Sartorial advice for the flamboyant or foolhardy
Sorting through some old files the other day, I came across a little snippet I had cut out of the education pages a few years back. (The idea was to throw stuff away; instead I ended up sorting it into new piles.)
The piece was titled: "Style for Teachers: Do's and Don'ts". It had, I recalled, been part of a wider feature on what teachers should or shouldn't wear to work. The article had been written by "an expert", so I thought I'd better take note.
There were five bullet points, as follows: 1) "Keep a smart jacket and a pair of heeled shoes ready to slip on for meetings with governors or parents." Aha! I thought, not sure just how it would go down if I appeared before the governors in a pair of high heels - although, in these politically correct days, perhaps they'd be obliged to simply note "interesting hobby" and add: "Like your jacket."
The next point was a bit easier to sign up for. 2) "Avoid see-through blouses, low necks or dangly bracelets." I seem to recall that I didn't do too well in the last wet T-shirt contest I entered, so I'd be happy to leave the see-through gear at home. And, luckily, bling simply isn't my style.
3) "Don't lug around a huge, bulging handbag." Mine is more of a shoulder- mounted item, but I could be at risk here. Watching the action-thriller The Bourne Ultimatum the other day, I couldn't help but notice that the "wet" Guardian journalist character who ended up being shot at Waterloo station carried a bag just like mine. As I too pass through Waterloo on most days, I'd better keep my head down.
4) "Men should steer clear of old tweed jackets, shorts and sandals." By the time I reached this one, I realised I just might have misinterpreted points one to three. You have to admit, though, it does present a wonderful picture: all those lecturers wandering around in tweed, shorts and sandals - particularly in winter. One more thing I think should be added to this particular list: remember not to let house martins nest in your beard.

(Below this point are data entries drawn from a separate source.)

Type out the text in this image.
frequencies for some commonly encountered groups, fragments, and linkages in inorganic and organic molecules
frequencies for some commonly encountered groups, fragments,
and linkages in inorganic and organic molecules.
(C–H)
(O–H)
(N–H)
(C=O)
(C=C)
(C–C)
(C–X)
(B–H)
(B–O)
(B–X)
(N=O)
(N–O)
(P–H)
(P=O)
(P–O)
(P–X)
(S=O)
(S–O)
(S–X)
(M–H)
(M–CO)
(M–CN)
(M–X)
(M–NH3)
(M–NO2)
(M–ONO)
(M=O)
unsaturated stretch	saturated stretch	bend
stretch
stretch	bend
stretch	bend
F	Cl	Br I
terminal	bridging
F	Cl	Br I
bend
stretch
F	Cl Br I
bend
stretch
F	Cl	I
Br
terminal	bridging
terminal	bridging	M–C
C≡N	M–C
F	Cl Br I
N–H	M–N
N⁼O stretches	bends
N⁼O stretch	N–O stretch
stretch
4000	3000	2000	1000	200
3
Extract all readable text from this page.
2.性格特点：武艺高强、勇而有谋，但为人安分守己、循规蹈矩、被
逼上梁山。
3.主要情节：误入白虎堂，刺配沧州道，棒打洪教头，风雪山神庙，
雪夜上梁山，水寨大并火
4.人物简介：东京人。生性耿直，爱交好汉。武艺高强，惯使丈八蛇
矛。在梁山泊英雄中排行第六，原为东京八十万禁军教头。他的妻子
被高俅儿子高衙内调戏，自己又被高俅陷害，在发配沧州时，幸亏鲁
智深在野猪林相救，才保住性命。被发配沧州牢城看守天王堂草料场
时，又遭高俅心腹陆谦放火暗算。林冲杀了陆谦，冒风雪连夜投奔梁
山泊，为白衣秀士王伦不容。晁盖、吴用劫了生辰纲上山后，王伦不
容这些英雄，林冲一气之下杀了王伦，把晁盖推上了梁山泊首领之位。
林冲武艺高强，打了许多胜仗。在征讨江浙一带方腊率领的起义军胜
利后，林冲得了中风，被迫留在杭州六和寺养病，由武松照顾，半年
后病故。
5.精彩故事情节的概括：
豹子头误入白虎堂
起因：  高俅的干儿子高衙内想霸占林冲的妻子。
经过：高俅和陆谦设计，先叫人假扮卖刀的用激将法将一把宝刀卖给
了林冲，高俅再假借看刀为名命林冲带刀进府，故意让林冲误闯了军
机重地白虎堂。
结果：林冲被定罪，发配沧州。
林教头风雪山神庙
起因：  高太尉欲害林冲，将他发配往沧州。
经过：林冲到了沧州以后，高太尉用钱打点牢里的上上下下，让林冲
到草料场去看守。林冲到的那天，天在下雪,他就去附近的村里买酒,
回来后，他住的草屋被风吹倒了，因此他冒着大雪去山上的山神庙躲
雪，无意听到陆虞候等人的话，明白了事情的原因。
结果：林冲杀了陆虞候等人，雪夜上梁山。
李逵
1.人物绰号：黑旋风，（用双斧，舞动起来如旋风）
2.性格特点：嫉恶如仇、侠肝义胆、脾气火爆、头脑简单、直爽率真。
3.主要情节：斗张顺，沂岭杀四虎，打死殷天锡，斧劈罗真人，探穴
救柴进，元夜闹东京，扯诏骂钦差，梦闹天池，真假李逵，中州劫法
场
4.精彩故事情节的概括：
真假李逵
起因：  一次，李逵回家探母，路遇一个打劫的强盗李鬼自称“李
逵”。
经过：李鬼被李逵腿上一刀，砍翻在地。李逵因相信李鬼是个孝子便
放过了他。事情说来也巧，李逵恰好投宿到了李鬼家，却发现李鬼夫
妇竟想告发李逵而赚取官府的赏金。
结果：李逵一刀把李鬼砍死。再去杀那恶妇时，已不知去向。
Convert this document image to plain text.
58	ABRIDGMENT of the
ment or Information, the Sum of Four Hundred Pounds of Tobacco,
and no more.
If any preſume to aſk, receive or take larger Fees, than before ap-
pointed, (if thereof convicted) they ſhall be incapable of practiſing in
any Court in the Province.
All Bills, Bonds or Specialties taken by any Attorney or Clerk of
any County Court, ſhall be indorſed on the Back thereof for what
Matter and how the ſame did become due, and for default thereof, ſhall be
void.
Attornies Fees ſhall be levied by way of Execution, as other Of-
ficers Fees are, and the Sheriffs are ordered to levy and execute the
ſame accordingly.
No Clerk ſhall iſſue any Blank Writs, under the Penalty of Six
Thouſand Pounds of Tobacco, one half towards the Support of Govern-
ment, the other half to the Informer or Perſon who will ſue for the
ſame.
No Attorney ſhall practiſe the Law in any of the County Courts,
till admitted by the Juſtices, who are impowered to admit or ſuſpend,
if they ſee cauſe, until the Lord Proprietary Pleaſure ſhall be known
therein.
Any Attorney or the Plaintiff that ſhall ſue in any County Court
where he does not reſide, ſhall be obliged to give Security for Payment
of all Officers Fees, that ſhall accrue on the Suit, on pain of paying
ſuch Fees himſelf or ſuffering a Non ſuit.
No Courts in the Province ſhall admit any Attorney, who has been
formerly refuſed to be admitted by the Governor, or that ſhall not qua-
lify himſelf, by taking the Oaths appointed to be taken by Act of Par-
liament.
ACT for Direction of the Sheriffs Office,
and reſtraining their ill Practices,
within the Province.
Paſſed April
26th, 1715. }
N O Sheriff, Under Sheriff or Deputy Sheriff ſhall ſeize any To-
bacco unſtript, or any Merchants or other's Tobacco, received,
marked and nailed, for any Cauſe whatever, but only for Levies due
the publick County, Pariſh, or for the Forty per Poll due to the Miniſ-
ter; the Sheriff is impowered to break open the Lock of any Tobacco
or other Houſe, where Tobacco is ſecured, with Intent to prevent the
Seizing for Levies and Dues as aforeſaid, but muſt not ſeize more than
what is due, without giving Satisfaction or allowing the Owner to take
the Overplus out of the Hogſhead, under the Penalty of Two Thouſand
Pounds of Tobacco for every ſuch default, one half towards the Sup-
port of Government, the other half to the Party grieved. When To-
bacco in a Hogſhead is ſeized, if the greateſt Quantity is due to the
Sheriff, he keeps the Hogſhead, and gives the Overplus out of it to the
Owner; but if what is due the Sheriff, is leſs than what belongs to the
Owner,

5) "Try to express your personality through your clothes." Now, you don't need to be a genius to realise that this could end up contradicting the other four points. What if you're naturally a loud-mouthed, attention- seeking type who loves noise, dramatic gestures and parties? I can just picture the disciplinary hearing. "Well, Mr Jones, why did you appear before the NVQ2 jam and preserve-making class for the over-60s dressed only in Doc Martens and a gold lame jockstrap?" Answer: "I was simply letting my clothes reflect my personality."